Recommended Settings
| Policy | Recommended Settings | Information |
| Account lockout duration | 10 minutes | Once the maximum limit of the experiment is reached, the account will be locked for 10 minutes before it can be tried again. |
| Account lockout threshold | 10 Experiments | Allows legitimate users to make some mistakes without being locked out, but restricts attackers. |
| Reset account lockout counter | 10 minutes | Sets the time at which the number of failed attempts will be reset if there are no new attempts within the period. |
Steps to Implement Local Account Policies
Implementing good local account policies is essential to improve system security. Here are the steps you can take to enforce this policy, either by using Group Policy for domain-connected computers or by using Local Security Policy for local configurations.
1. Using Group Policy for Computers Connected to Domains
For domain-connected computers, administrators can leverage Group Policy to centrally set local account policies. Here are the steps:
- Access Group Policy Management Console (GPMC) on a server or computer with administrative access rights.
- Select the appropriate organizational unit (OU) and create a new GPO or edit an existing one.
- Inside the GPO, navigate to Computer Configuration -> Policies -> Windows Settings -> Security Settings -> Account Policies.
- Adjust settings such as Password History, Maximum Password Age, Minimum Password Length, and Account Lockout Threshold according to safety recommendations.
2. Configure Local Policies with Local Security Policy
For computers that are not connected to a domain, administrators can use Local Security Policy to set local account policies. Here are the steps:
- Type secpol.msc in the Run (Windows + R) window and press Enter.
- Inside Local Security Policy, navigate to Security Settings -> Account Policies.
- Adjust the settings as in the Group Policy, including settings for passwords and account lockouts.
3. Policy Adjustment According to Company Needs
Once the basic policy is in place, it is important to tailor the policy according to the specific needs of the company. Some of the adjustment steps include:
- Conduct a risk analysis to determine the required level of security based on the sensitive data managed by the company.
- Engage stakeholders from different departments to understand their needs regarding access and security.
- Before implementing a policy broadly, test it on a small group of users to ensure that it doesn’t interfere with productivity.
- Policies should be reviewed regularly and updated by technological developments and new security threats.
Improves Local Account Security
Improving the security of local accounts is essential to protect the system from cyberattacks. Here are some steps you can take to strengthen the security of your local account:
1. Enable Multi-Factor Authentication (MFA)

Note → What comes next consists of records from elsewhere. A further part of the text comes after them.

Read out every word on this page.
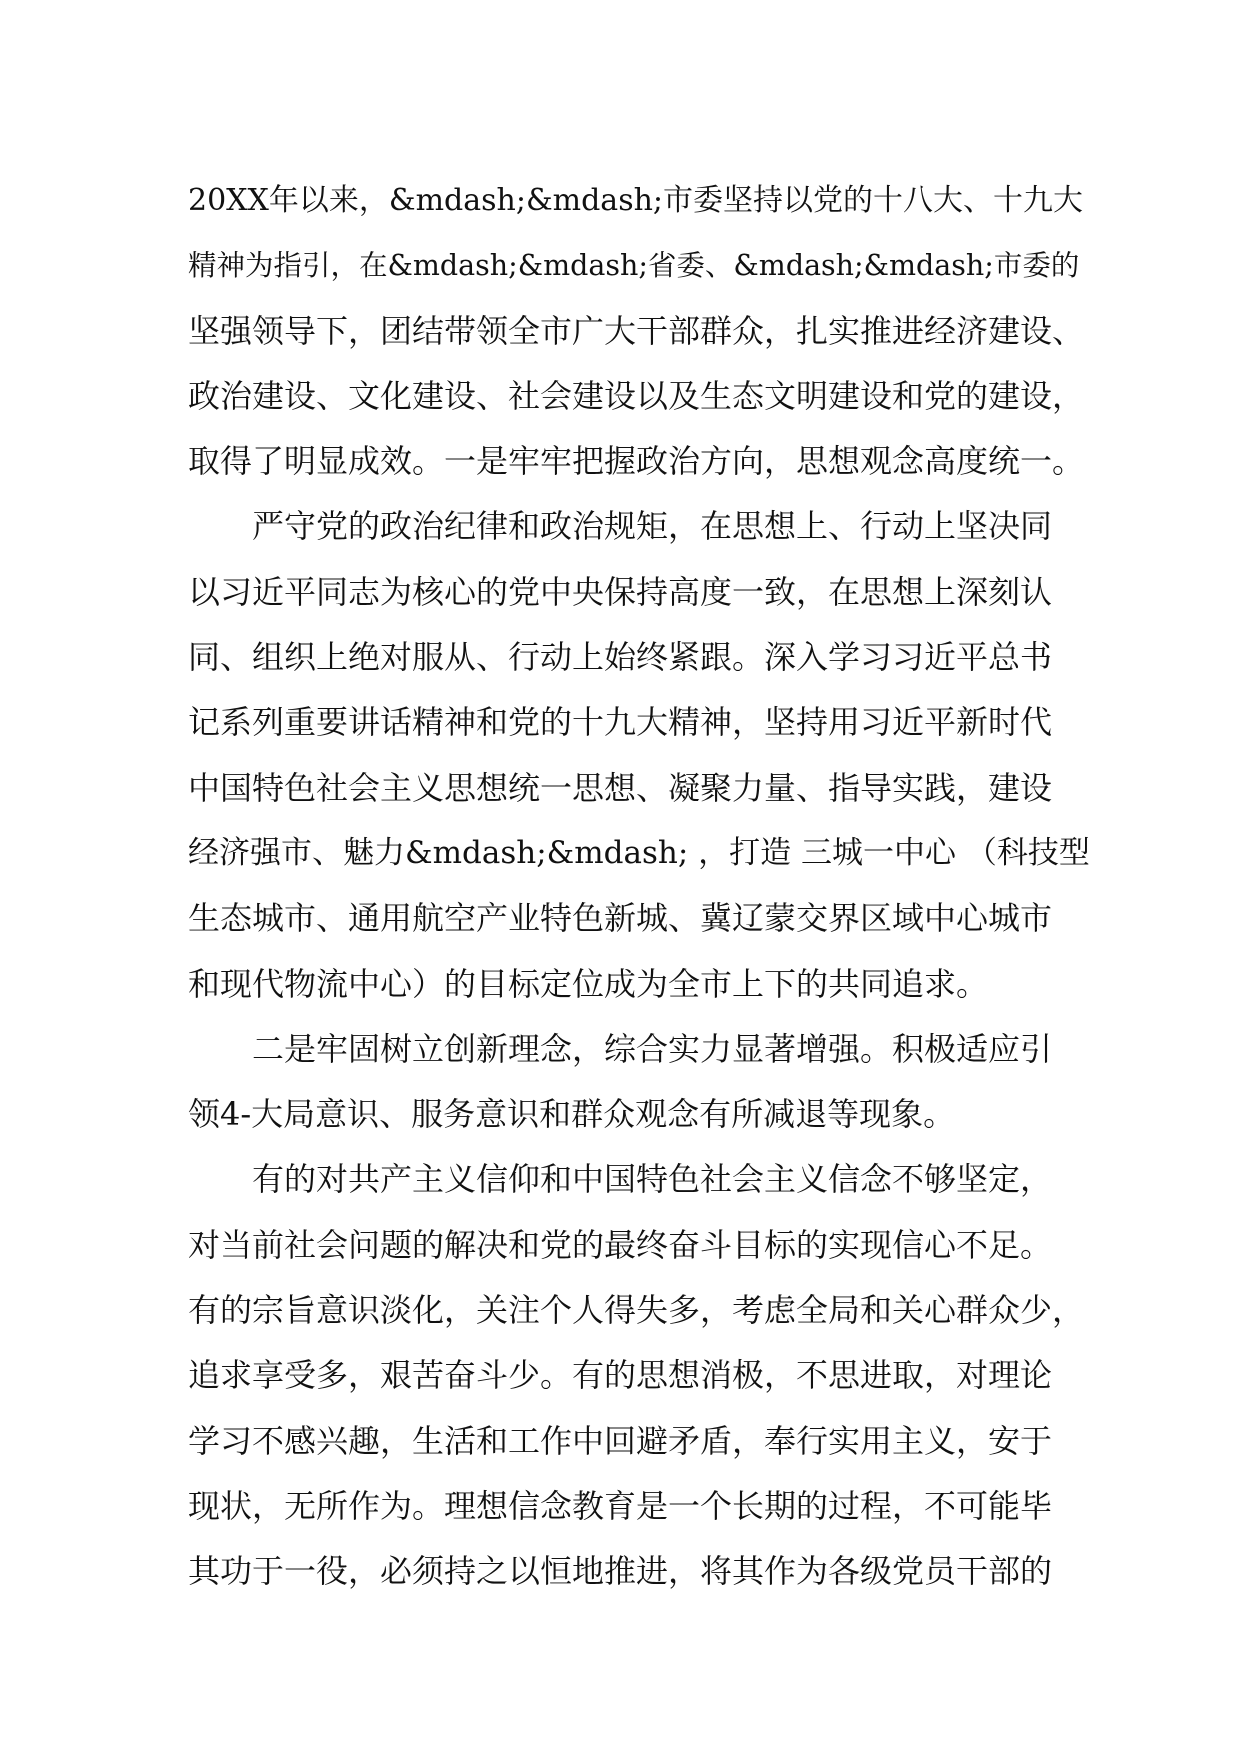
20XX年以来，&mdash;&mdash;市委坚持以党的十八大、十九大
精神为指引，在&mdash;&mdash;省委、&mdash;&mdash;市委的
坚强领导下，团结带领全市广大干部群众，扎实推进经济建设、
政治建设、文化建设、社会建设以及生态文明建设和党的建设，
取得了明显成效。一是牢牢把握政治方向，思想观念高度统一。
严守党的政治纪律和政治规矩，在思想上、行动上坚决同
以习近平同志为核心的党中央保持高度一致，在思想上深刻认
同、组织上绝对服从、行动上始终紧跟。深入学习习近平总书
记系列重要讲话精神和党的十九大精神，坚持用习近平新时代
中国特色社会主义思想统一思想、凝聚力量、指导实践，建设
经济强市、魅力&mdash;&mdash; ，打造 三城一中心 （科技型
生态城市、通用航空产业特色新城、冀辽蒙交界区域中心城市
和现代物流中心）的目标定位成为全市上下的共同追求。
二是牢固树立创新理念，综合实力显著增强。积极适应引
领4-大局意识、服务意识和群众观念有所减退等现象。
有的对共产主义信仰和中国特色社会主义信念不够坚定，
对当前社会问题的解决和党的最终奋斗目标的实现信心不足。
有的宗旨意识淡化，关注个人得失多，考虑全局和关心群众少，
追求享受多，艰苦奋斗少。有的思想消极，不思进取，对理论
学习不感兴趣，生活和工作中回避矛盾，奉行实用主义，安于
现状，无所作为。理想信念教育是一个长期的过程，不可能毕
其功于一役，必须持之以恒地推进，将其作为各级党员干部的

Autentikasi multifactor (MFA) is a method that requires more than one way to verify identity before accessing an account. By enabling MFA, users must do more than just enter a password, such as:
- Use an authenticator app to get the code.

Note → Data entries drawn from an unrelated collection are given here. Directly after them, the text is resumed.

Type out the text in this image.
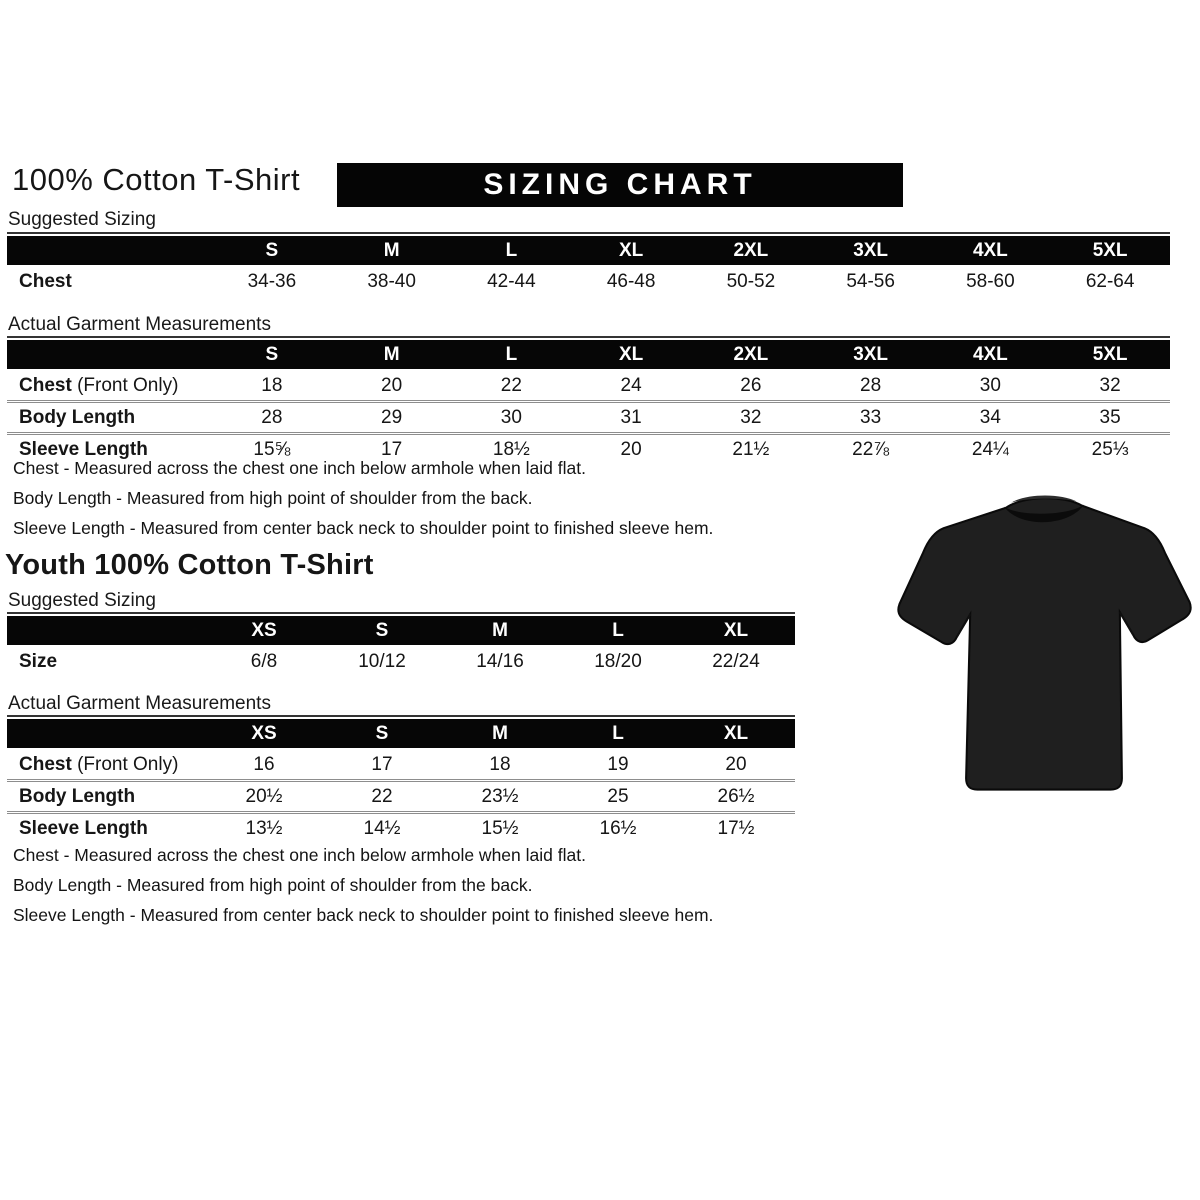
100% Cotton T-Shirt	SIZING CHART
Suggested Sizing
	S	M	L	XL	2XL	3XL	4XL	5XL
Chest	34-36	38-40	42-44	46-48	50-52	54-56	58-60	62-64
Actual Garment Measurements
	S	M	L	XL	2XL	3XL	4XL	5XL
Chest (Front Only)	18	20	22	24	26	28	30	32
Body Length	28	29	30	31	32	33	34	35
Sleeve Length	15⅝	17	18½	20	21½	22⅞	24¼	25⅓
Chest - Measured across the chest one inch below armhole when laid flat.
Body Length - Measured from high point of shoulder from the back.
Sleeve Length - Measured from center back neck to shoulder point to finished sleeve hem.
Youth 100% Cotton T-Shirt
Suggested Sizing
	XS	S	M	L	XL
Size	6/8	10/12	14/16	18/20	22/24
Actual Garment Measurements
	XS	S	M	L	XL
Chest (Front Only)	16	17	18	19	20
Body Length	20½	22	23½	25	26½
Sleeve Length	13½	14½	15½	16½	17½
Chest - Measured across the chest one inch below armhole when laid flat.
Body Length - Measured from high point of shoulder from the back.
Sleeve Length - Measured from center back neck to shoulder point to finished sleeve hem.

- Receive the code via SMS or email.
- Use biometric features such as fingerprints or facial recognition.
Implementing MFA can significantly reduce the risk of unauthorized access, even if the user’s password is successfully guessed by an attacker.
2. Use Irreversible Password Encryption
It is important to keep passwords safe. Using irreversible encryption is the best way to manage passwords. This means that passwords are stored in hashed form, so they cannot be restored to their original form. Some important things about password encryption:
- Hashing: This process converts the password into a permanent string of characters that cannot be reversed.
- Use powerful hashing algorithms such as bcrypt, Argon2, or PBKDF2 to improve the security of password storage.
- Don’t use reversible encryption as this could allow an attacker to regain the original password if they manage to access the database.
3. Align Password Policy with Azure Active Directory
Aligning local password policies with policies in Azure Active Directory (Azure AD) is important to maintain consistency in identity and access management. Some steps that can be taken are:
- Make sure that policies in Azure AD include conditions such as minimum password length, complexity, and expiration date.
- Use features like Conditional Access and Identity Protection to add an extra layer of security for users.
- If you’re using synchronization between on-premises Active Directory and Azure AD, make sure that the policies in both environments are mutually supportive and don’t conflict.